Scope, impact, and regression risk of the agent's changes:

Dimension Method
Change surface area Files, lines added/removed, modules touched
Dependency graph impact Import/export analysis, downstream consumers of changed code
Public API changes Exported functions, types, interfaces, endpoints, schemas
Shared infrastructure Changes to shared utilities, base classes, CI/CD, config
Test coverage gaps Cross-reference changes with existing test coverage
New external dependencies Additions to package manifests (license, maintenance, security metadata)

PR risk level

Every agent-created PR receives a computed risk level:

Risk level Criteria PR behavior
Low Small change, no API changes, high test coverage Normal PR with risk:low label
Medium Moderate surface, some dependents, partial coverage risk:medium label + risk summary
High Large surface, API changes, shared infra, low coverage risk:high label + blast radius report
Critical Breaking API changes, schema modifications, CI/CD changes risk:critical label + optional hold for human approval

Risk level is stored in the task record and emitted as a TaskEvent, enabling trending by repo, user, and prompt version.

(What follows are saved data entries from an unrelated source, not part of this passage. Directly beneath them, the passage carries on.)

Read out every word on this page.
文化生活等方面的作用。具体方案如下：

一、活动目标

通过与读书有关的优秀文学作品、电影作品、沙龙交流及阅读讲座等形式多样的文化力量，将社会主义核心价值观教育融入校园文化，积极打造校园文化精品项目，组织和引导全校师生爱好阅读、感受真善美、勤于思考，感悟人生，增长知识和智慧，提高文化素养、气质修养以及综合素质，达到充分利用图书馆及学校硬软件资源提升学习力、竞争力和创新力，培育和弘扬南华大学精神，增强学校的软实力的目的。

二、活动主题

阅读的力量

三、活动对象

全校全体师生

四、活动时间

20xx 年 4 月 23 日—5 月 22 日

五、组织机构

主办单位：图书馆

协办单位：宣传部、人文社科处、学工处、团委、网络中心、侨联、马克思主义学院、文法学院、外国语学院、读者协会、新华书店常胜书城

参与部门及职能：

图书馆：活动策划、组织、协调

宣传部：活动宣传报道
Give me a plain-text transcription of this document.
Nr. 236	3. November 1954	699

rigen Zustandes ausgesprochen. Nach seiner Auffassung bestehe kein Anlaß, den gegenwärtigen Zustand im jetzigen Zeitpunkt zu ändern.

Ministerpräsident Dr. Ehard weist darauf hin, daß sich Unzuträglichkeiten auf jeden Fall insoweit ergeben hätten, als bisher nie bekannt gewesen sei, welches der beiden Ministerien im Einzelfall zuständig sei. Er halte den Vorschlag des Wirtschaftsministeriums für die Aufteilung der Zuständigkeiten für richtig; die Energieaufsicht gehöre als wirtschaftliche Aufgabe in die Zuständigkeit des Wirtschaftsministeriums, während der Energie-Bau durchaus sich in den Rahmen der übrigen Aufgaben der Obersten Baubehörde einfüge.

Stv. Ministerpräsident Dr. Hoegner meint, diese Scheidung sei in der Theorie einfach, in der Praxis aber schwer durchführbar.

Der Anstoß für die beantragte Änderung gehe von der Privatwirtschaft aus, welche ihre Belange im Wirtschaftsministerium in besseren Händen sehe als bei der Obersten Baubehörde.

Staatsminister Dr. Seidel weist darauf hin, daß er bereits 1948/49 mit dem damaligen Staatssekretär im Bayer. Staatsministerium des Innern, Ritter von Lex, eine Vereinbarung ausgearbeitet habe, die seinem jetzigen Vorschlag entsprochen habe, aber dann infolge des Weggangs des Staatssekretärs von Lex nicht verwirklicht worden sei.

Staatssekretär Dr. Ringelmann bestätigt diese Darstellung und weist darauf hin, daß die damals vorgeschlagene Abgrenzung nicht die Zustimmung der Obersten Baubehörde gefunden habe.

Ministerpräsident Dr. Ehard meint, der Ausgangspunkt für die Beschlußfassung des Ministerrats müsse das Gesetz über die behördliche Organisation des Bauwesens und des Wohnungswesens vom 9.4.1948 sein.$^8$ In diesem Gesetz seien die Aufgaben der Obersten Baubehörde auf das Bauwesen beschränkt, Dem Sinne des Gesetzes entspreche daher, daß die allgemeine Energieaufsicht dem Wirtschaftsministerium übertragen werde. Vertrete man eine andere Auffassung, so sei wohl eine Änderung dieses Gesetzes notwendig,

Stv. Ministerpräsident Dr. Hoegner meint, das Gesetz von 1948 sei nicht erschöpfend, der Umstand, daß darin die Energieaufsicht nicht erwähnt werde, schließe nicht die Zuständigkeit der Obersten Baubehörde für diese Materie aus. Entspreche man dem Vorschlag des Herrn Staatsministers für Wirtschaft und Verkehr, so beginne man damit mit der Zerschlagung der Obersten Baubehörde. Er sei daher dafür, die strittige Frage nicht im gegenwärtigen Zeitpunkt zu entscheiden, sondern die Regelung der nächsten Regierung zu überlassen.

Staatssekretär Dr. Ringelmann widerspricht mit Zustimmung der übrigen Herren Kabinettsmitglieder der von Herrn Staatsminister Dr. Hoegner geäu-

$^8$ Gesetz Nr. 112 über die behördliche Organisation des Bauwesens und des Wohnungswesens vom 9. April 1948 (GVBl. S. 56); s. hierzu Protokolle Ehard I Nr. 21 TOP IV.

The combined output of all three tiers is posted to the PR as a structured validation report (comment or GitHub Check Run).

Phasing

Phase What it adds
Current No automated evaluation. Manual inspection of PRs and logs.
Next Agent self-feedback. Prompt versioning (hash stored with task records). Tiered validation pipeline (Tiers 1-3). PR risk level and validation reports.
Later Review feedback memory loop. PR outcome tracking. Failure categorization. Memory effectiveness metrics.
Future LLM-based trace analysis. A/B prompt comparison. Learned rules from memory in Tier 2. Historical risk correlation in Tier 3. Risk trending dashboards.